Track Name: Gwyn, Lord of Cinder
Game: Dark Souls (2011)
System: Xbox 360, Playstation 3, PC
Composer: Motoi Sakuraba
Well, it’s certainly not what you’d first expect from a final boss, isn’t it? The game does well with setting up Gwyn’s status as the last enemy of the game with showcasing his influence on the events of the game. But why such a sad tone?
Well, Gwyn and his followers are responsible for slaying the everlasting dragons and ushering the Age of Fire. However, the First Flame began to die out, and Gwyn took the responsibility of keeping the fire alive by offering his soul as fuel. With such a powerful soul used as the First Flame’s fuel source, the Age of Fire was able to continue.

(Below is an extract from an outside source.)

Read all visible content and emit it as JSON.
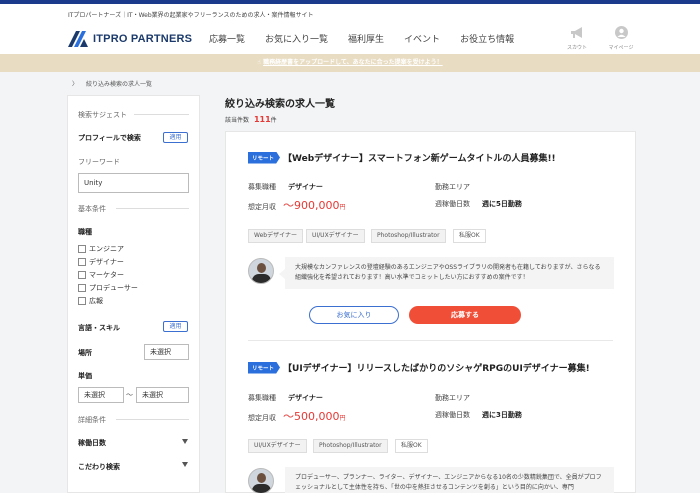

Over thousands of years, the effect of burning his soul slowly took its toll on Gwyn’s sanity, and eventually, he had gone undeniably mad. Trapped in the Kiln of the First Flame, Gwyn was to suffer until his burn burnt out completely. Your role as the Chosen Undead is not to slay the big baddie at the end of the evil fortress, but to relieve Gwyn of his tortuous position as the kindle keeping the world from being consumed by darkness.
Gwyn’s song is a very emotional piece that grants insight on Gwyn’s pain and suffering. With an air of nobility coming from it, you can’t help but admire his bravery and sense of duty. As Gwyn attacks you, you come with the terms that after all of his sacrifices and everything he’s done out of selflessness, you must put him down like a mad dog and take his place, or else the forces of darkness will soon end the Age of Fire. Just doing what you have to do, no matter how bad you feel for doing it.
Dark Souls was one of the best games of this generation, and Gwyn’s boss battle, while not being extremely difficult on Dark Souls terms, is the icing on the fascinating lore and story line cake.